Default parallelization is over trials, additional parallelization over channels can be achieved by using the chan_per_worker keyword:

spec = spy.freqanalysis(data,
                        method="mtmfft",
                        foilim=[1, 150],
                        tapsmofrq=10,
                        parallel=True,
                        chan_per_worker=40)

This would allocate the computation for each trial and 40 channel chunk to an independent computing process. Note that the number of parallel processes is generally limited, depending on the computing resources available. Hence setting chan_per_worker=1 can be actually quite inefficient when the data has say 200 channels but only 4 parallel processes are available at any given time. In general, if there are only few trials, it is safe and even recommended to set chan_per_worker to a fairly low number. On the other hand, depending on the compute cluster setup, being to greedy here might also spawn a lot of jobs and hence might induce long waiting times.

ACME - Cluster Setup#

More fine-grained control over allocated resources and load-balancer options is available via the routine esi_cluster_setup() which is available when ACME is installed. It provides a convenient way to launch a custom-tailored “cluster” of parallel workers (compute jobs if run on a cluster computing manager such as SLURM) on the ESI HPC. Thus, instead of simply “turning on” parallel computing via a keyword and letting Syncopy choose an optimal setup for the computation at hand, more fine-grained control over resource allocation and management can be achieved via running esi_cluster_setup() before launching the actual calculation. For example:

spyClient = spy.esi_cluster_setup(partition="16GBXL", n_jobs=10)

starts 10 concurrent SLURM workers in the 16GBXL queue if run on the ESI HPC cluster. All subsequent invocations of Syncopy analysis routines will automatically pick up spyClient and distribute any occurring computational payload across the workers collected in spyClient.

Hint

If esi_cluster_setup is unavailable, have a look at Installing parallel processing engine ACME For general deployment on other HPC systems please contact the ACME team directly.

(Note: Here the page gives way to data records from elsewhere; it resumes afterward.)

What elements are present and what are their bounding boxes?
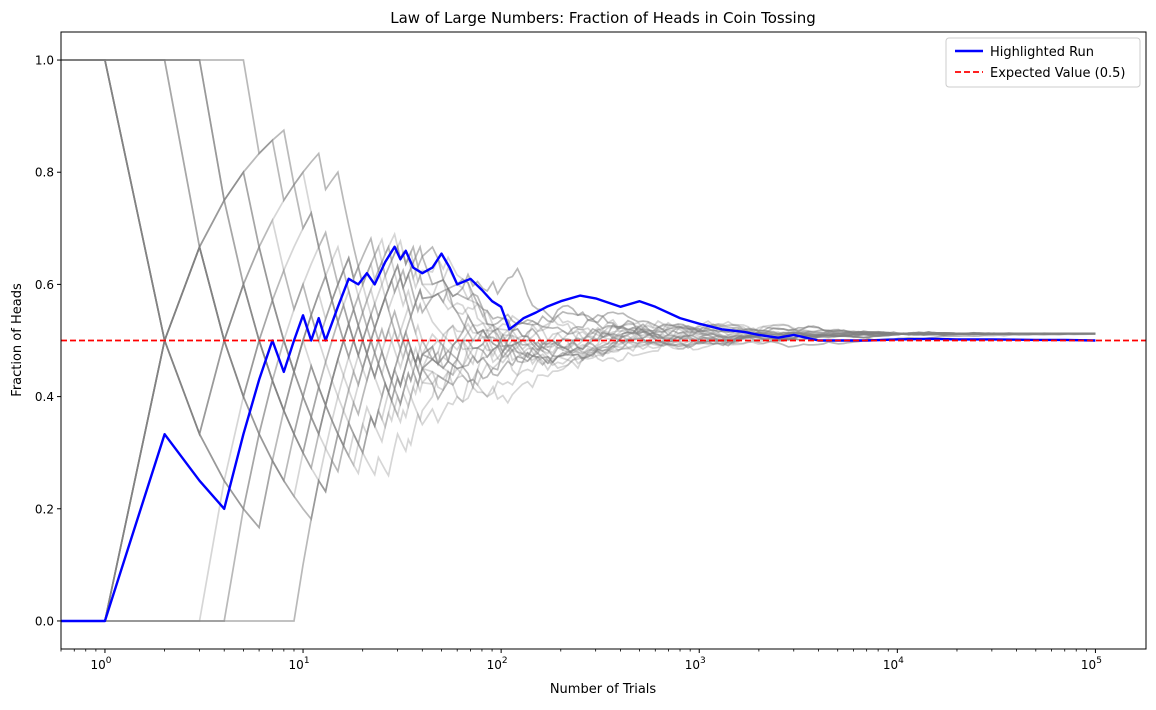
x-tick-label: 102 xyxy=(487,656,508,672)
legend: Highlighted Run Expected Value (0.5) xyxy=(945,37,1141,88)
x-tick-label: 100 xyxy=(90,656,111,672)
x-tick-label: 103 xyxy=(685,656,706,672)
background-run-line xyxy=(61,59,1096,437)
background-run-line xyxy=(61,59,1096,464)
y-tick-label: 0.6 xyxy=(35,278,54,292)
x-tick-label: 104 xyxy=(883,656,904,672)
plot-frame xyxy=(60,31,1147,650)
y-tick-label: 0.2 xyxy=(35,502,54,516)
background-run-line xyxy=(61,329,1096,622)
y-tick-label: 0.4 xyxy=(35,390,54,404)
y-tick-label: 0.8 xyxy=(35,166,54,180)
y-tick-label: 0.0 xyxy=(35,614,54,628)
background-run-line xyxy=(61,59,1096,344)
series-highlighted-run xyxy=(61,245,1096,623)
x-tick-label: 101 xyxy=(289,656,310,672)
chart-title: Law of Large Numbers: Fraction of Heads … xyxy=(390,9,816,27)
x-axis: 100 101 102 103 104 105 xyxy=(60,649,1102,672)
series-layer xyxy=(61,245,1146,623)
x-axis-label: Number of Trials xyxy=(550,682,657,697)
legend-label-highlighted-run: Highlighted Run xyxy=(990,45,1094,60)
background-runs xyxy=(61,59,1096,622)
plot-area xyxy=(61,59,1146,623)
y-axis: 0.0 0.2 0.4 0.6 0.8 1.0 xyxy=(35,54,61,628)
y-tick-label: 1.0 xyxy=(35,54,54,68)
legend-label-expected-value: Expected Value (0.5) xyxy=(990,66,1125,81)
x-tick-label: 105 xyxy=(1081,656,1102,672)
y-axis-label: Fraction of Heads xyxy=(10,283,25,397)
legend-box xyxy=(945,37,1141,88)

Manual Dask cluster Setup#

With parallel=True Syncopy looks for a running Dask client to attach to, and if none is found a Dask LocalCluster is started as a fallback to allow basic parallel execution on single machines.

If you are working on a HPC system, you can configure your own Dask cluster before running any Syncopy computations, and Syncopy will happily use the provided ressoures. See the Dask tutorial for a general introduction about allocating distributed computing ressources. On a SLURM cluster, a basic setup could look like this:

import dask.distributed as dd
import dask_jobqueue as dj
import syncopy as spy

slurm_wdir = "/path/to/workdir/"
n_jobs = 8
reqMem = 32
queue = 'slurm_queue'

cl = dj.SLURMCluster(cores=1, memory=f'{reqMem} GB', processes=1,
                     local_directory=slurm_wdir,
                     queue=queue)

cl.scale(n_jobs)
client = dd.Client(cl)

# now start syncopy computations,
# global dask `client` gets automatically recognized
# no need for `parallel=True`
spy.freqanalysis(...)

If the Dask clurm cluster was freshly requested, we first have to wait until all workers are ready:

Syncopy <check_workers_available> INFO: 0/8 workers available, waiting.. 0s
Syncopy <check_workers_available> INFO: 3/8 workers available, waiting.. 2s
Syncopy <check_workers_available> INFO: 7/8 workers available, waiting.. 4s
Syncopy <parallel_client_detector> INFO: ..attaching to running Dask client:
<Client: 'tcp://10.100.32.3:42673' processes=8 threads=8, memory=238.40 GiB>
[###################################     ] | 88% Completed | 52.3

Hint

For a basic introduction to HPC computing see this wiki and/or the Slurm documentation.